Jusqu’en 1989, le gouvernement jouissait d’un solide atout avec le soutien que lui donnait le 10ème Panchen-lama; celui-ci se comportait comme le catalyseur d’un lamaïsme « patriotique », et s’opposait aux « infiltrations » du Dalai-lama et de ses alliés occidentaux. Le décès du 10ème Panchen-lama a laissé un vide qui n’a pas encore été comblé. Il semble que les autorités de Beijing ne parviennent pas à découvrir sa réincarnation. Le 10ème Panchen-lama avait reçu du Parti de grands honneurs, qui s’étaient traduits en de généreuses récompenses matérielles, comme la reconstruction de temples tibétains aux frais du Parti. Il était considéré comme un grand patriote. Pourtant, on ne peut pas ne pas avoir l’impression que ces égards s’adressaient moins à l’incarnation du Bouddha Amitabha – tel était son statut religieux -, qu’à l’homme qui avait refusé de suivre le Dalaï-lama. La considération est allée au politicien plus qu’au saint (34).

3. L’islam

Les estimations concernant le nombre des musulmans en Chine varient à l’extrême. La raison de cette imprécision réside dans les diverses méthodes de calcul que l’on emploie.

Une première estimation est obtenue en additionnant les effectifs des populations des minorités nationales qui sont musulmanes dans leur ensemble ou dans leur grande majorité. D’après les chiffres officiels des recensements, il y avait 8 millions de musulmans en 1953, soit 1,37% de la population chinoise.

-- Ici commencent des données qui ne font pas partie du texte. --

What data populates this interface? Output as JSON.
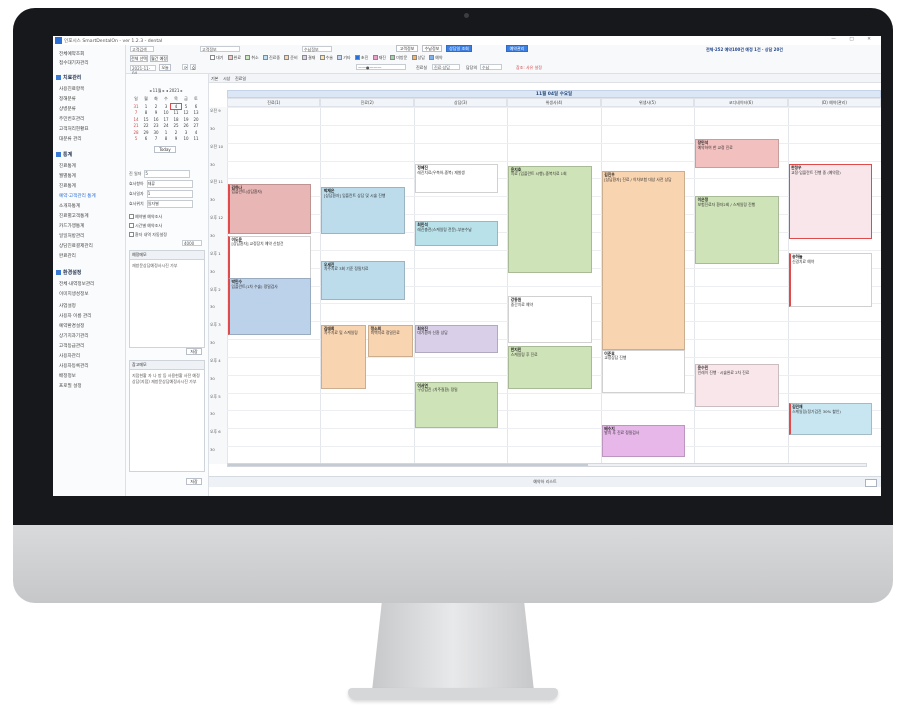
{
  "app": {
    "title": "인포시스 SmartDentalOn - ver 1.2.3 - dental",
    "window_buttons": "— □ ✕"
  },
  "nav": {
    "items_top": [
      "전체예약조회",
      "접수대기자관리"
    ],
    "section1": "치료관리",
    "section1_items": [
      "사용진료항목",
      "정해분류",
      "상병분류",
      "주민번호관리",
      "고객처리현황표",
      "대분류 관리"
    ],
    "section2": "통계",
    "section2_items": [
      "진료통계",
      "월별통계",
      "진료통계",
      "예약·고객관리 통계",
      "소개자통계",
      "진료별고객통계",
      "카드가맹통계",
      "일일처방관리",
      "상담진료결제관리",
      "완료관리"
    ],
    "section3": "환경설정",
    "section3_items": [
      "전체·내역정보관리",
      "이미지생성정보",
      "사업설정",
      "사용자 이름 관리",
      "예약환경설정",
      "상기치과기관리",
      "고객등급관리",
      "사용자관리",
      "사용자등록관리",
      "배정정보",
      "프로필 설정"
    ]
  },
  "toolbar": {
    "search_label": "고객검색",
    "tab_all": "전체 선택",
    "tab_week": "월간 예정",
    "date": "2021-11-04",
    "today_btn": "오늘",
    "btn_print": "고객정보",
    "btn_reg": "수납정보",
    "btn_consult": "상담일 조회",
    "btn_reserve": "예약관리",
    "legend": [
      "대기",
      "완료",
      "취소",
      "진료중",
      "준비",
      "결재",
      "수술",
      "기타",
      "초진",
      "재진",
      "미방문",
      "상담",
      "예약",
      "시술",
      "치료",
      "교정",
      "임플란트",
      "보철",
      "스케일링",
      "보존",
      "처방",
      "기타치료",
      "예정일"
    ],
    "legend_colors": [
      "#ffffff",
      "#f2c9c2",
      "#cfe8c4",
      "#bfe0ee",
      "#f7d8b0",
      "#d9cfe8",
      "#fbe4a8",
      "#c8d7f0"
    ],
    "counter": "전체·252 예약100건 예정 1건 · 상담 20건",
    "filter_label": "진료실",
    "filter_value": "진료·상담",
    "doctor_label": "담당의",
    "doctor_value": "수납",
    "note": "참조: 사유 설정"
  },
  "side": {
    "minical_head": "◂ 11월 ▸  ◂ 2021 ▸",
    "weekdays": [
      "일",
      "월",
      "화",
      "수",
      "목",
      "금",
      "토"
    ],
    "days": [
      "31",
      "1",
      "2",
      "3",
      "4",
      "5",
      "6",
      "7",
      "8",
      "9",
      "10",
      "11",
      "12",
      "13",
      "14",
      "15",
      "16",
      "17",
      "18",
      "19",
      "20",
      "21",
      "22",
      "23",
      "24",
      "25",
      "26",
      "27",
      "28",
      "29",
      "30",
      "1",
      "2",
      "3",
      "4",
      "5",
      "6",
      "7",
      "8",
      "9",
      "10",
      "11"
    ],
    "today_index": 4,
    "today_btn": "Today",
    "fields": [
      {
        "label": "진 일자",
        "value": "5"
      },
      {
        "label": "효사항아",
        "value": "재류"
      },
      {
        "label": "효사일자",
        "value": "1"
      },
      {
        "label": "효사위치",
        "value": "일자별"
      }
    ],
    "checks": [
      "예약별 예약조사",
      "시간별 예약조사",
      "환자 내역 자동설정"
    ],
    "count_value": "4000",
    "memo1_title": "예정메모",
    "memo1_body": "재방문상담예정사시진 가부",
    "save_btn": "저장",
    "memo2_title": "참고메모",
    "memo2_body": "지점현황 자 나 방 등 사용현황 사전 예정상담(지점) 재방문상담예정사시진 가부"
  },
  "calendar": {
    "tabs": [
      "기본",
      "시상",
      "진료일"
    ],
    "date_title": "11월 04일 수요일",
    "columns": [
      "진료(1)",
      "진료(2)",
      "상담(3)",
      "위생사(4)",
      "위생사(5)",
      "코디네이터(6)",
      "(D) 예약(관리)"
    ],
    "time_labels": [
      "오전 9",
      "30",
      "오전 10",
      "30",
      "오전 11",
      "30",
      "오후 12",
      "30",
      "오후 1",
      "30",
      "오후 2",
      "30",
      "오후 3",
      "30",
      "오후 4",
      "30",
      "오후 5",
      "30",
      "오후 6",
      "30"
    ],
    "events": [
      {
        "title": "김하나",
        "body": "임플란트(상담환자)"
      },
      {
        "title": "박재은",
        "body": "[상담환자] 임플란트 상담 및 시술 진행"
      },
      {
        "title": "정혜진",
        "body": "레진치료(우측하-중복) 재발생"
      },
      {
        "title": "최민석",
        "body": "레진충전(스케일링 전문)-부분수납"
      },
      {
        "title": "윤지호",
        "body": "치료 (임플란트 시행)-중복치료 1회"
      },
      {
        "title": "김진우",
        "body": "[상담환자] 진료 / 이차보험 대상 사전 상담"
      },
      {
        "title": "장민석",
        "body": "예약하여 한 교정 진료"
      },
      {
        "title": "이은정",
        "body": "보험진료자 환자2회 / 스케일링 진행"
      },
      {
        "title": "한정우",
        "body": "교정·임플란트 진행 중 (예약함)"
      },
      {
        "title": "오세진",
        "body": "치주치료 3회 기준 정밀치료"
      },
      {
        "title": "이도윤",
        "body": "[상담환자] 교정장치 예약 신청건"
      },
      {
        "title": "박민수",
        "body": "임플란트(1차 수술) 정밀검사"
      },
      {
        "title": "김태희",
        "body": "치주치료 및 스케일링"
      },
      {
        "title": "정소희",
        "body": "미백치료 정밀진료"
      },
      {
        "title": "최유진",
        "body": "대기환자 신환 상담"
      },
      {
        "title": "이서연",
        "body": "구강검진 (치주질환) 정밀"
      },
      {
        "title": "강동원",
        "body": "중간치료 예약"
      },
      {
        "title": "한지민",
        "body": "스케일링 후 진료"
      },
      {
        "title": "이준호",
        "body": "교정상담 진행"
      },
      {
        "title": "송하늘",
        "body": "신경치료 예약"
      },
      {
        "title": "윤수민",
        "body": "인레이 진행 · 시술완료 2차 진료"
      },
      {
        "title": "배수지",
        "body": "발치 후 진료 정밀검사"
      },
      {
        "title": "김민재",
        "body": "스케일링(정기검진 30% 할인)"
      }
    ],
    "footer_label": "예약하 리스트"
  }
}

En 1964, il y en avait 9 millions, soit 1,34% et en 1982, quelque 14,6 millions ou 1,45%. L’augmentation constatée provient, en grande partie, du taux de naissances plus élevé chez eux que chez les Han. Cette augmentation s’est maintenue dans les chiffres de 1990, ainsi que le montre la liste qui suit. Les minorités musulmanes comprennent 8 602 978 Hui sinisés, 7 214 431 Ouïgours d’origine turque, 1 111 718 Kazakhs, 373 872 Dongxiangs, 141 549 Kirghiz, 87 697 Salars, 12 212 Bao’an, 14 502 Ouzbeks, 4 873 Tatars et 33 538 Tadjiks d’origine iranienne. Ce qui donne au total 17 597 370: le taux de croissance se trouve à peu près chez eux à mi-chemin entre les 10,8% des Han et les 35,5% des minorités dans leur ensemble (35).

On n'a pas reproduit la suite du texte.